Board member Mary Ann Klotz concurred, saying other people are required to appear before the panel for its recommendation if they want to do something in a city park.
“I think it’s an insult to Derek Strohl, who had to come here 50 times for a community garden and Joe Dean (the alderman who proposed the war memorial) can completely bypass us,” she said.
“It wasn’t done right. It’s a park. It should have come here first so we could give a recommendation to the council.”
MacRae said she thought Veterans Memorial Park might have been a better location for the memorial than a new, showpiece city park, a suggestion that board member Bryan Deal disagreed with.
“The location is key,” he said, noting that a reflection pond and water are important to the World War Memorial in Washington, D.C.
“The water there helps make the memorial,” Deal said. “It’s not the same without the water.”
MacRae replied, “I appreciate your saying that, but I would have appreciated having that discussion here.”
After all, she said, the Parks and Recreation Department is responsible for all the city parks.
Parks and Recreation Director Charlie Imig noted that both he and board member Ron Voigt are members of the Coal Dock Committee, which gave approval to the plan to construct a replica of the Wisconsin pillar at the World War II Memorial in Washington, D.C., on the coal dock.
Aldermen may have felt they expressed the board’s views, Imig said.
Mayor Tom Mlada said Tuesday that he understood the board’s concerns, but said there are mitigating circumstances — namely the need to get the project under way because of the number of World War II veterans dying each day and the hope they will be able to see the memorial before they die.
He noted that Voigt is the Parks and Recreation board representative on the Plan Commission and had a say in the project.
The memorial, which will be built by the Stars and Stripes Honor Flight, will be placed on the southeast side of the coal dock.
It will consist of the replica pillar, which will be about 17 feet high and 4 feet wide, with a pathway of engraved bricks leading to it and three flagpoles. The Stars and Stripes Honor Flight will sell the bricks to pay for the project.
A sign will also be erected at the site containing a replica of the stars found on the Freedom Wall at the national World War II monument.
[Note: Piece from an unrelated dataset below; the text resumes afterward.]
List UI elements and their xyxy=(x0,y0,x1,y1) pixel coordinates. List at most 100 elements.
The star, which memorializes those killed in the war, will be placed so that the pillar shadows it at 11:11 a.m. on Veterans Day, Nov. 11, he said.
Both the Plan Commission, which recommended approval of the monument, and the Common Council, met in special sessions Oct. 11 to vote on the project.
Special meetings were held so that work on the memorial could begin immediately to ensure the project is completed by Veterans Day. A dedication is planned for Friday, Nov. 9.